The loophole wasn't big enough for Halliburton Co.

The company that helped make fracking popular with a loophole critics named after it agreed to pay a $1.8 million fine for its work with local drillers, perhaps the largest fine assessed during the state's shale gas boom. It violated an exemption that allowed it to store small quantities of waste from its acid-based fracking fluid, storing more than 10 times the limit at its facility in Indiana County, the Department of Environmental Protection said on Tuesday.

Halliburton has said the work didn't cause environmental harm, but observers say the violations should be enough for a criminal investigation. The company's subsidiary Halliburton Energy Services Inc. went 12 years without labeling its hydrochloric acid as hazardous waste ­— as required — and had more than 255 shipments of the waste through its Homer City-area site without permits from the DEP.

“This is a flagrant violation of our rules on record-keeping,” DEP spokesman John Poister said. “This sends a message that you don't have to foul the environment but if you're not following the department's regulations, it's still serious.”

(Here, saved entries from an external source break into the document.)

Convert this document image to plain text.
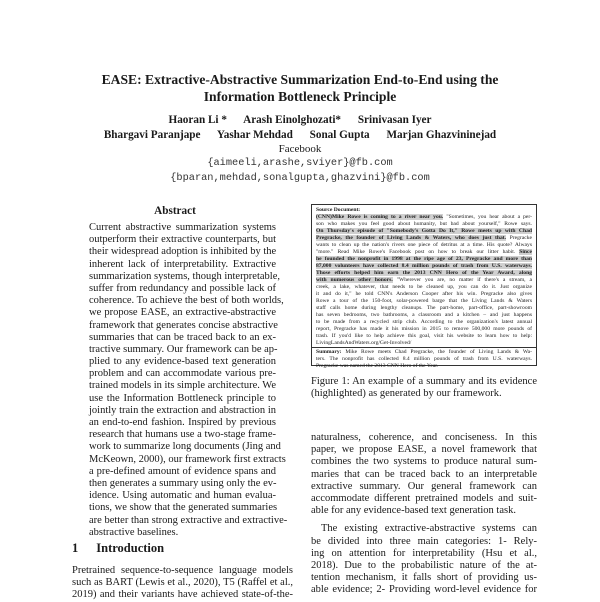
EASE: Extractive-Abstractive Summarization End-to-End using the
Information Bottleneck Principle
Haoran Li * Arash Einolghozati* Srinivasan Iyer
Bhargavi Paranjape Yashar Mehdad Sonal Gupta Marjan Ghazvininejad
Facebook
{aimeeli,arashe,sviyer}@fb.com
{bparan,mehdad,sonalgupta,ghazvini}@fb.com
Abstract
Current abstractive summarization systems
outperform their extractive counterparts, but
their widespread adoption is inhibited by the
inherent lack of interpretability. Extractive
summarization systems, though interpretable,
suffer from redundancy and possible lack of
coherence. To achieve the best of both worlds,
we propose EASE, an extractive-abstractive
framework that generates concise abstractive
summaries that can be traced back to an ex-
tractive summary. Our framework can be ap-
plied to any evidence-based text generation
problem and can accommodate various pre-
trained models in its simple architecture. We
use the Information Bottleneck principle to
jointly train the extraction and abstraction in
an end-to-end fashion. Inspired by previous
research that humans use a two-stage frame-
work to summarize long documents (Jing and
McKeown, 2000), our framework first extracts
a pre-defined amount of evidence spans and
then generates a summary using only the ev-
idence. Using automatic and human evalua-
tions, we show that the generated summaries
are better than strong extractive and extractive-
abstractive baselines.
1 Introduction
Pretrained sequence-to-sequence language models
such as BART (Lewis et al., 2020), T5 (Raffel et al.,
2019) and their variants have achieved state-of-the-
Source Document:
(CNN)Mike Rowe is coming to a river near you. "Sometimes, you hear about a per-
son who makes you feel good about humanity, but bad about yourself," Rowe says.
On Thursday's episode of "Somebody's Gotta Do It," Rowe meets up with Chad
Pregracke, the founder of Living Lands & Waters, who does just that. Pregracke
wants to clean up the nation's rivers one piece of detritus at a time. His quote? Always
"more." Read Mike Rowe's Facebook post on how to break our litter habit. Since
he founded the nonprofit in 1998 at the ripe age of 23, Pregracke and more than
87,000 volunteers have collected 8.4 million pounds of trash from U.S. waterways.
Those efforts helped him earn the 2013 CNN Hero of the Year Award, along
with numerous other honors. "Wherever you are, no matter if there's a stream, a
creek, a lake, whatever, that needs to be cleaned up, you can do it. Just organize
it and do it," he told CNN's Anderson Cooper after his win. Pregracke also gives
Rowe a tour of the 150-foot, solar-powered barge that the Living Lands & Waters
staff calls home during lengthy cleanups. The part-home, part-office, part-showroom
has seven bedrooms, two bathrooms, a classroom and a kitchen – and just happens
to be made from a recycled strip club. According to the organization's latest annual
report, Pregracke has made it his mission in 2015 to remove 500,000 more pounds of
trash. If you'd like to help achieve this goal, visit his website to learn how to help:
LivingLandsAndWaters.org/Get-Involved/
Summary: Mike Rowe meets Chad Pregracke, the founder of Living Lands & Wa-
ters. The nonprofit has collected 8.4 million pounds of trash from U.S. waterways.
Pregracke was named the 2013 CNN Hero of the Year.
Figure 1: An example of a summary and its evidence
(highlighted) as generated by our framework.
naturalness, coherence, and conciseness. In this
paper, we propose EASE, a novel framework that
combines the two systems to produce natural sum-
maries that can be traced back to an interpretable
extractive summary. Our general framework can
accommodate different pretrained models and suit-
able for any evidence-based text generation task.
The existing extractive-abstractive systems can
be divided into three main categories: 1- Rely-
ing on attention for interpretability (Hsu et al.,
2018). Due to the probabilistic nature of the at-
tention mechanism, it falls short of providing us-
able evidence; 2- Providing word-level evidence for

Avoiding permits would have saved the company time and fees, Poister said. Unlabeled trucks could have posed a hazard during any spill, putting truckers, emergency responders and the public at risk of serious health problems, Poister and a safety expert said.

A woman at the Halliburton office in Center, north of Homer City, referred calls to headquarters in Houston. A spokeswoman at Halliburton there declined to explain how the problem started and said the company would not do interviews.

“Halliburton ... is working with the department as part of the ongoing, collaborative effort to ensure the safe and environmentally friendly development of Pennsylvania's natural resources,” spokeswoman Chevalier Mayes said in an email.

Hydrochloric acid is so corrosive it dissolves cement and minerals, making it useful to help start the hydraulic fracturing, or fracking, process used in shale gas drilling. On its website, Halliburton calls hydrochloric acid “the solvent of choice for many production-stimulation procedures applied within the oil and gas industry.”

Short-term exposure in humans can cause severe burns and scarring and potentially deadly respiratory problems, according to the U.S. Environmental Protection Agency.

“That is serious. As a safety person, coming in contact, we should know what we're actually dealing with,” said Turkeytown fire Chief Larry Nemec who was on the scene when a Halliburton tanker leaked water and hydrochloric acid residue in July, closing Interstate 70 near Smithton for more than four hours. “It turned out it wasn't as bad as it could have been. But they should be properly labeled, so when they do have accidents, you know what you're really dealing with.”

Halliburton, with revenue of $29.4 billion last year, is one of the big three service companies that supply the chemicals and drills for oil and gas production companies. It helped commercialize the fracking technology that's unlocked large quantities of gas from the Marcellus and other shale formations.

Critics mocked it for the so-called “Halliburton loophole” that was part of a 2005 federal law. It limits federal oversight of the chemicals pumped thousands of feet deep to help free oil and gas.

In Indiana County, Halliburton violated a different exemption, one related to waste storage, according to the DEP. It was allowed to store 220 pounds per month of waste from the acid it sells but was handling more than 2,200 pounds per month, the DEP's Poister said.

It kept no records of that work and processed and treated that waste without a permit, all in violation of state rules, the DEP said. It shipped the acid waste for disposal at another company, Hart Resource Technologies Inc.'s Creekside plant, though Hart didn't have a permit to do the work, according to the DEP.

Hart's former owner, Paul Hart, said the company was since sold to Fluid Recovery Services LLC and he referred questions to a spokeswoman who could not be reached. Both companies signed separate consent agreements with the DEP and the EPA in 2013 for unrelated violations for exceeding permitted limits for the waste they could dump in local rivers. Hart will not face more penalties for the Halliburton case, Poister said.

“They are not being fined because they cooperated so completely and aided us in building this case,” Poister added. “There was no record keeping (from Halliburton). We literally had to reconstruct every shipment.”

The DEP had said it set a record in 2011 by fining Chesapeake Energy Corp. $1.1 million for damaging water wells and causing a fire. Poister said he knew of no bigger fines for drilling-related work since then.

Exxon Mobil Corp. subsidiary XTO agreed to pay more than $20 million for a wastewater spill into the Susquehanna River basin, but most of that was for its own improvements. The fine was only $100,000 to the EPA.

XTO faced a criminal investigation and Halliburton should, too, said George Jugovic Jr., a Pittsburgh-based lawyer with the environmental group Citizens for Pennsylvania's Future. He led the southwest regional office of the DEP for several years while Halliburton did the work and said a criminal investigation is the only way to find out what the company knew and if it intentionally mischaracterized its waste.

The site was supposed to handle residual waste — not hazardous — bringing a much lower level of scrutiny, he said. The agency inspected the site about once a year, but it took an unusual tagalong from a waste management inspector to prompt the questions that led inspectors to find the violations in 2011, Poister said.

The company fixed the problems when they were told about them then, he added. Poister said he did not know whether the DEP referred the case to the state Attorney General's Office.

“For this to go on this long, it's evidence of a corporate culture that lacks concern for environmental compliance,” Jugovic said. “It's just incredibly outrageous.”